DFDL Thailand, Bangkok | Over the last decades, the volume of domestic and cross-border data flows has skyrocketed. In response, a number of countries have implemented policies to enshrine data protection principles and address legitimate concerns regarding data privacy, while some local governments have yet to comprehensively address these new challenges.
Last year, the groundbreaking General Data Protection Regulation (“GDPR”) issued by the European Commission introduced a new phase of the regulatory process with respect to data privacy. This ambitious piece of legislation seeks to harmonize data protection legislation throughout the European Union.

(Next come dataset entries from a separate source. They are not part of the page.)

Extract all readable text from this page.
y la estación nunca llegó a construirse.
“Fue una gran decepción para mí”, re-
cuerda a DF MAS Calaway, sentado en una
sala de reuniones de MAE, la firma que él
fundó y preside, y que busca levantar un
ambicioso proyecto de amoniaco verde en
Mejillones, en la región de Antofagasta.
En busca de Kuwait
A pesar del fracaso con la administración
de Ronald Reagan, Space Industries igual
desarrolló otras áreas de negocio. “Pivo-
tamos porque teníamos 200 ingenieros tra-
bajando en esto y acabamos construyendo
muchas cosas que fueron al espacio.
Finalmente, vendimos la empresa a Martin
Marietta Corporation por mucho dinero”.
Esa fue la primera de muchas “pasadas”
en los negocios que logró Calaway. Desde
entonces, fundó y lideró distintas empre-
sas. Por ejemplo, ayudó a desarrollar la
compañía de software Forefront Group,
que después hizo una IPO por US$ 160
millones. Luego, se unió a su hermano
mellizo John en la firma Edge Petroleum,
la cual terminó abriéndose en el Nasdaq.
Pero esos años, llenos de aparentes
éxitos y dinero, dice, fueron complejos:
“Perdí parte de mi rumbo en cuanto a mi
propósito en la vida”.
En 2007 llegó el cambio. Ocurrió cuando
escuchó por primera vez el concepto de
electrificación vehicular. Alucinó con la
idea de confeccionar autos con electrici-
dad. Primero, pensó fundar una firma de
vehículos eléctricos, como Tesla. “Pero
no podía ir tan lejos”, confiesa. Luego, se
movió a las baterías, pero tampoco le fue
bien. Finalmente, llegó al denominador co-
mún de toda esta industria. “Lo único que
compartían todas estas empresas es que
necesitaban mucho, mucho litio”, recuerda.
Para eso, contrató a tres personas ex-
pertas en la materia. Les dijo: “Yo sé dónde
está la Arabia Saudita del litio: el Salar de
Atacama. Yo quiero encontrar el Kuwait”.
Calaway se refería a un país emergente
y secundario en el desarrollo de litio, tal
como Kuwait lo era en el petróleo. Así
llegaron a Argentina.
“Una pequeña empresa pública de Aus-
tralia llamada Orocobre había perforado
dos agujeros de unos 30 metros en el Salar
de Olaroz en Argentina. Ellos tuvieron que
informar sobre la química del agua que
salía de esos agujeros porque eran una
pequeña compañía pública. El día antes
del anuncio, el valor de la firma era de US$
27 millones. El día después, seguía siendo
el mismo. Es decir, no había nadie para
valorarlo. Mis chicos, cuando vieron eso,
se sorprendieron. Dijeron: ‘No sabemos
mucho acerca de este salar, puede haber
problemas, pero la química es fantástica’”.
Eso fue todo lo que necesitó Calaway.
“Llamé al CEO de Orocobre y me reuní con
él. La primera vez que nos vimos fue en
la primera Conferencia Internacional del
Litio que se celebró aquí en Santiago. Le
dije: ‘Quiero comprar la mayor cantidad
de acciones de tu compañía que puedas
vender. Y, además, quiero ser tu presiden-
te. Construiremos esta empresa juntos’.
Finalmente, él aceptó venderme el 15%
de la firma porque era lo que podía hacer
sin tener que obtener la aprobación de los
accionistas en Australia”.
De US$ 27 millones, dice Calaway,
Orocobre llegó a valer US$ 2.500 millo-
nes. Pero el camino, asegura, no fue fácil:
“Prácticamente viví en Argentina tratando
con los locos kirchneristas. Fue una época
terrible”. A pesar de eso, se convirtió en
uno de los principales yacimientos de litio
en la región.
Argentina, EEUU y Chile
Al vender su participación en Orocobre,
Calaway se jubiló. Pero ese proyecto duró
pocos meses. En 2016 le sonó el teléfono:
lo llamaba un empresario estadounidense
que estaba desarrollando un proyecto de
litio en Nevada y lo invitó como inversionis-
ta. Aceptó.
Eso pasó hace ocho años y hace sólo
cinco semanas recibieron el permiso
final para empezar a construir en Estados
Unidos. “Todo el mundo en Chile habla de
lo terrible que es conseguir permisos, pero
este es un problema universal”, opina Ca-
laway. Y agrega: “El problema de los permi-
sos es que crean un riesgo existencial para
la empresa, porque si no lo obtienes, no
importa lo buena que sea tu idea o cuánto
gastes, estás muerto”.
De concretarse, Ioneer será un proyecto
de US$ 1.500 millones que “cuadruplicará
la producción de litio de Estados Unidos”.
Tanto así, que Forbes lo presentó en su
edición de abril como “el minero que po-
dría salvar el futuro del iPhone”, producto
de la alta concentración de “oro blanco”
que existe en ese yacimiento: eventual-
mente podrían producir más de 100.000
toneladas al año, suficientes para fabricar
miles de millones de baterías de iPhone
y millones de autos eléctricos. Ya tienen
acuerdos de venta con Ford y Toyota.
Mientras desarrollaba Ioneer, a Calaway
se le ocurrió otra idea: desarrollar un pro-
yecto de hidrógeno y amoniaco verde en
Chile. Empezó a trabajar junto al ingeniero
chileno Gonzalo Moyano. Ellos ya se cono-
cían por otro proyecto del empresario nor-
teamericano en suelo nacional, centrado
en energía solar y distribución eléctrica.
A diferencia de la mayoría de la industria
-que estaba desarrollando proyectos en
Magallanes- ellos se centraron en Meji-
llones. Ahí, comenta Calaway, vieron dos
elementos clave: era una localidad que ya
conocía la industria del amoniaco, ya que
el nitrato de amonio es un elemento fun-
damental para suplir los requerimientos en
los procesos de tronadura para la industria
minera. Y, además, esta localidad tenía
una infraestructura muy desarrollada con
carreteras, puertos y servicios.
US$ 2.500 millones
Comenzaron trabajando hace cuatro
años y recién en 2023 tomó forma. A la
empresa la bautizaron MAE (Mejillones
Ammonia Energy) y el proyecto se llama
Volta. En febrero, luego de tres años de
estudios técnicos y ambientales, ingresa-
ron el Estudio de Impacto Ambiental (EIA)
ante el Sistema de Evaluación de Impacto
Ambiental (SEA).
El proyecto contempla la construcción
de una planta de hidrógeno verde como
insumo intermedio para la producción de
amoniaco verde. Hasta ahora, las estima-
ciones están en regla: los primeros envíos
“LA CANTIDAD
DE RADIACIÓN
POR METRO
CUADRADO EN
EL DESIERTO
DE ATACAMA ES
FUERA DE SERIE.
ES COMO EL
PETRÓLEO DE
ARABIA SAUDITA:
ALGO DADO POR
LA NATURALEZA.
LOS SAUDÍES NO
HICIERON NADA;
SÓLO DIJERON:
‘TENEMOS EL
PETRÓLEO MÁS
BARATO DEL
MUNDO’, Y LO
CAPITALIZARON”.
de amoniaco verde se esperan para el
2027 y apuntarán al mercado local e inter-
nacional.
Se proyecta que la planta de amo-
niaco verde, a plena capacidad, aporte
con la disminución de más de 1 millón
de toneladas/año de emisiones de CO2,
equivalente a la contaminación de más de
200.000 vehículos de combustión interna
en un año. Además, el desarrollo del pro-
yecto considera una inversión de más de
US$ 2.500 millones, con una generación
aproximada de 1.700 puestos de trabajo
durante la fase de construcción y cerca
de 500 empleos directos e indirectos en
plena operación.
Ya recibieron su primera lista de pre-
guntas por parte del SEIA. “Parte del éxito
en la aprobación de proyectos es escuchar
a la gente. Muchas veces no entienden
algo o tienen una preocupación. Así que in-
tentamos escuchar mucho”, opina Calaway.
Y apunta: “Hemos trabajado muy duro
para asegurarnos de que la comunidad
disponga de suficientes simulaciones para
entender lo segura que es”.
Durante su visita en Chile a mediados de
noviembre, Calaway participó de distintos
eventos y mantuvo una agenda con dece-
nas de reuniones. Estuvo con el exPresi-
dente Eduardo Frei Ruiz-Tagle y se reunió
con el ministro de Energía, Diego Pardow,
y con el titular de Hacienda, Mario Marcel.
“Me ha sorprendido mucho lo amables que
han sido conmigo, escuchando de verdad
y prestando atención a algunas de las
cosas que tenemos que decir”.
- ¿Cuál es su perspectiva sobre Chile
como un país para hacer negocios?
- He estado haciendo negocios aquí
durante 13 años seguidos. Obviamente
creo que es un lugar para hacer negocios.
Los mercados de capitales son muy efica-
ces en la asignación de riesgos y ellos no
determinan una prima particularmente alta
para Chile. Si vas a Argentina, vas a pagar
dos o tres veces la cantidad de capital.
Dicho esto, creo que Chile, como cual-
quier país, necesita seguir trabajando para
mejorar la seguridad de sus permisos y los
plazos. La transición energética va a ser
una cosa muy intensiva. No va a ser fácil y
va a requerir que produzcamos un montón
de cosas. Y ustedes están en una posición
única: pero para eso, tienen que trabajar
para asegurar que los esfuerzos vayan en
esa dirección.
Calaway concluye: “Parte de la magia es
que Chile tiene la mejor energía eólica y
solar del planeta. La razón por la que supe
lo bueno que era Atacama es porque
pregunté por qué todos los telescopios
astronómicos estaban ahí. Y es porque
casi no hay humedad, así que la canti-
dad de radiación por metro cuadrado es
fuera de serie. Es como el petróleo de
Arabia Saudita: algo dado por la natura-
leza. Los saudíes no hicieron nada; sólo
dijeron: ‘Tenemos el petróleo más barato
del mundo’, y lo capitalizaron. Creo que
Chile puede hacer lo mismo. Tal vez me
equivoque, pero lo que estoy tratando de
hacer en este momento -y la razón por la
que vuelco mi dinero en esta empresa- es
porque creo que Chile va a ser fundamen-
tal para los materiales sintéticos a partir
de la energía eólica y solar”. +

Falling under its purview are a great number of businesses operating around the globe – not merely EU-based companies – due to the expanded territorial scope of its application.
In light of recent privacy scandals, the need to establish a domestic data protection framework has come to the fore in Asian countries where the local digital economy is booming. In Thailand, the latest draft legislation issued by the Ministry of Digital Economy and Society incorporates some of the principles and concepts set out in the GDPR. Meanwhile, in some Asian countries, data protection policies were implemented prior to the arrival of the GDPR on the global digital stage, and different approaches towards local data privacy are emerging.

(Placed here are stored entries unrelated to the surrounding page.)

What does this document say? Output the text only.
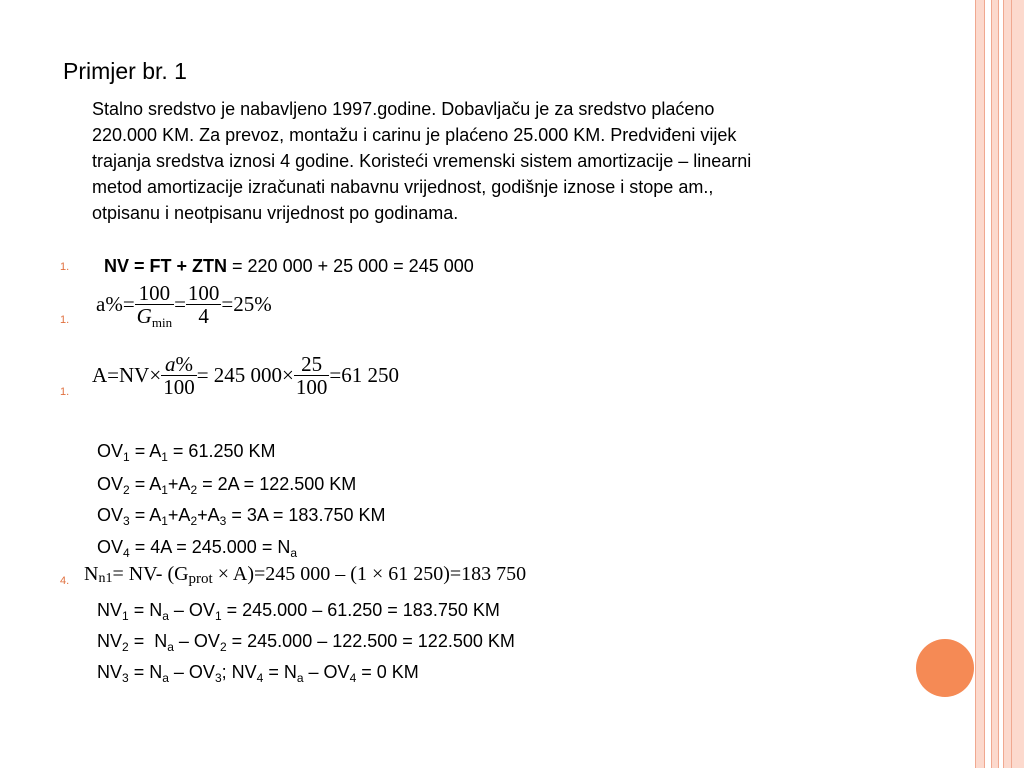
Primjer br. 1
Stalno sredstvo je nabavljeno 1997.godine. Dobavljaču je za sredstvo plaćeno
220.000 KM. Za prevoz, montažu i carinu je plaćeno 25.000 KM. Predviđeni vijek
trajanja sredstva iznosi 4 godine. Koristeći vremenski sistem amortizacije – linearni
metod amortizacije izračunati nabavnu vrijednost, godišnje iznose i stope am.,
otpisanu i neotpisanu vrijednost po godinama.
1.
1.
1.
4.
NV = FT + ZTN = 220 000 + 25 000 = 245 000
$a\%= \frac{100}{Gmin} = \frac{100}{4} =25\%$
$A=NV\times \frac{a\%}{100} = 245$ $000\times \frac{25}{100} =61$ 250
$OV_1 = A_1 = 61.250$ KM
$OV_2 = A_1+A_2 = 2A = 122.500$ KM
$OV_3 = A_1+A_2+A_3 = 3A = 183.750$ KM
$OV_4 = 4A = 245.000 = N_a$
Nn1= NV- (Gprot × A)=245 000 – (1 × 61 250)=183 750
$NV_1 = N_a - OV_1 = 245.000 - 61.250 = 183.750$ KM
$NV_2 = N_a - OV_2 = 245.000 - 122.500 = 122.500$ KM
$NV_3 = N_a - OV_3$; $NV_4 = N_a - OV_4 = 0$ KM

- THE EU’S GROUNDBREAKING DATA PROTECTION REGIME
The GDPR, which came into effect on 25 May 2018, is a wide-ranging reform that regulates the manner in which businesses process personal data, regardless of the legal entity’s location as long as the processing occurs on EU territory. This concept of widened jurisdiction is known as ‘extra-territorial applicability’.
Accordingly, a non EU-based business may fall under the GDPR’s purview so long as:
- The business has an establishment in the EU, which could be a single representative or a sales outlet;
- The business offers goods or services in the EU, through a website or a mobile application for instance; or
Any company subject to the GDPR is required to comply with several obligations in order to be able to lawfully process personal data. In summary, businesses must:
Identify the appropriate grounds for processing personal data, also known as ‘lawful basis’ under the GDPR, clearly document their choice and directly inform individuals in this regard. For instance, the collection of an individual’s personal data might be based on his/her express consent or on its necessity to perform a contract to which the individual is a party;
Adequately uphold the rights of data subjects to ensure control over their personal data (e.g. right to be forgotten, right to access personal data, right to be informed on the processing of their personal data, right not to be subject to automated decision making and profiling); and
- Be able to demonstrate compliance with the GDPR, also referred to as the ‘accountability principle’, by implementing risk-based technical and organizational measures such as having the most privacy friendly setting as the default setting, for example.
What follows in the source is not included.